Pitera zapewnia, że stawi się na posiedzenie.
26.09.2008 | aktual.: 26.09.2008 18:21
Jak powiedział przewodniczący komisji Jarosław Zieliński (PiS), członkowie komisji mieli już czas, by zapoznać się z dokumentem. Dodał, że on sam ma już wyrobioną opinię o liczącym kilkadziesiąt stron dokumencie opatrzonym klauzulą tajności.
Według Zielińskiego niewłaściwe jest nazywanie go raportem. W moim przekonaniu to raczej rodzaj felietonu z elementami ocen, sugestii, domniemań i zawieszonych pytań sugerujących odpowiedzi. Dużo w tym polityki. To tekst napisany z polityczną tezą - powiedział Zieliński, zaznaczając, że o treści tajnego dokumentu nie może się wypowiadać.
Przewodniczący wyraził nadzieję, że na posiedzenie komisji przyjdą Pitera i odpowiadający za służby specjalne sekretarz stanu w kancelarii premiera Jacek Cichocki.
Julia Pitera zapewniła, że na czwartkowe posiedzenie speckomisji stawi się i będzie odpowiadać na pytania jej członków. Nie chciała jednak ujawnić żadnych szczegółów raportu.
Objęty jest klauzulą "tajny"- zaznaczyła. Minister dodała, też że będzie monitorować wypowiedzi dotyczące treści raportu, pojawiające się po posiedzeniu komisji i jeśli tajemnica zostanie ujawniona, skieruje zawiadomienia do prokuratury.
Pitera, minister w kancelarii premiera odpowiadająca za walkę z korupcją, przekazała premierowi Donaldowi Tuskowi materiał dotyczący działalności CBA w grudniu 2007. Status dokumentu i jego tajność budzą spory.
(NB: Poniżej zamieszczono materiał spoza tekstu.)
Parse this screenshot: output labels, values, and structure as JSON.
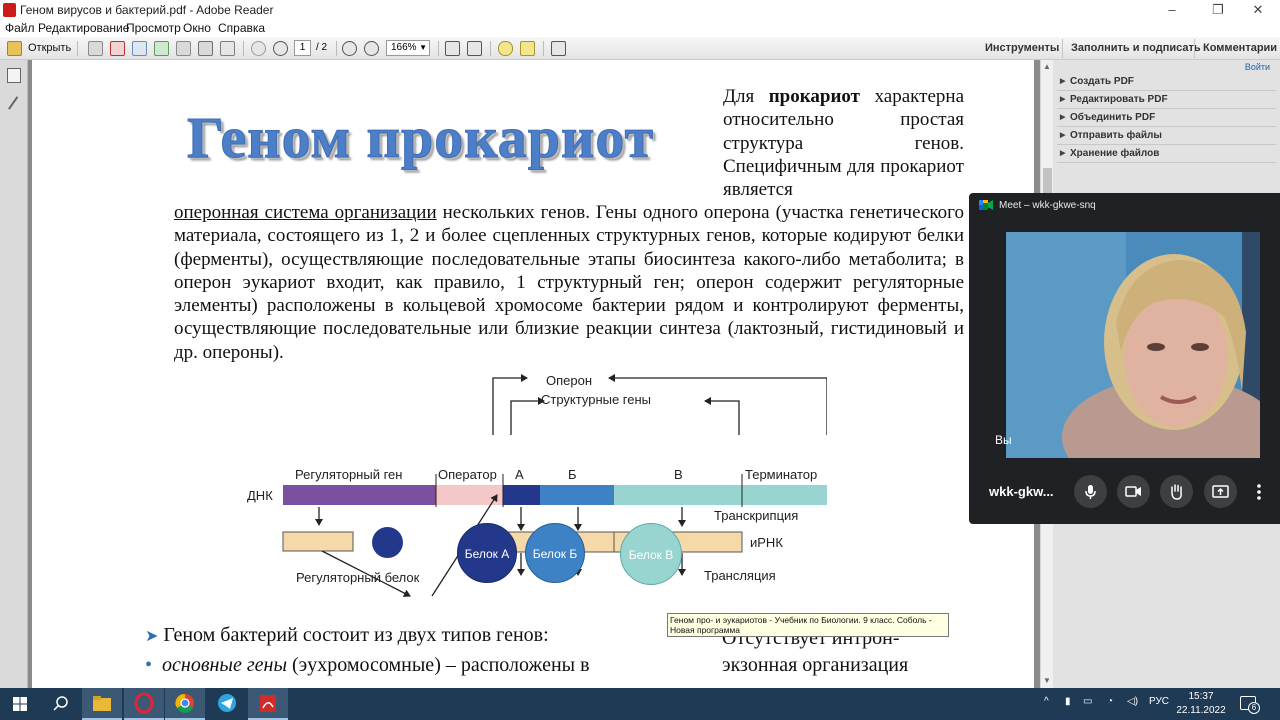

W lutym Pitera tłumaczyła, że raport jest jedynie notatką powstałą w formie elektronicznej, nie ma podpisu ani tytułu, nie posiada też oznaczeń kancelaryjnych. W kwietniu mówiła zaś, że raport jest oficjalnym dokumentem opatrzonym klauzulą "tajne" i przechowywanym w kancelarii tajnej.
W lipcu są administracyjny uznał skargę obywatela, któremu kancelaria premiera odmówiła wglądu w raport o CBA. Sąd orzekł, że kancelaria premiera ma ponownie rozpatrzyć wniosek o udostępnienie raportu w ramach dostępu do informacji publicznej. Raportu o CBA nie otrzymał także RPO, który z tego powodu zaskarżył do Trybunału Konstytucyjnego przepisy ustawy o ochronie informacji niejawnych.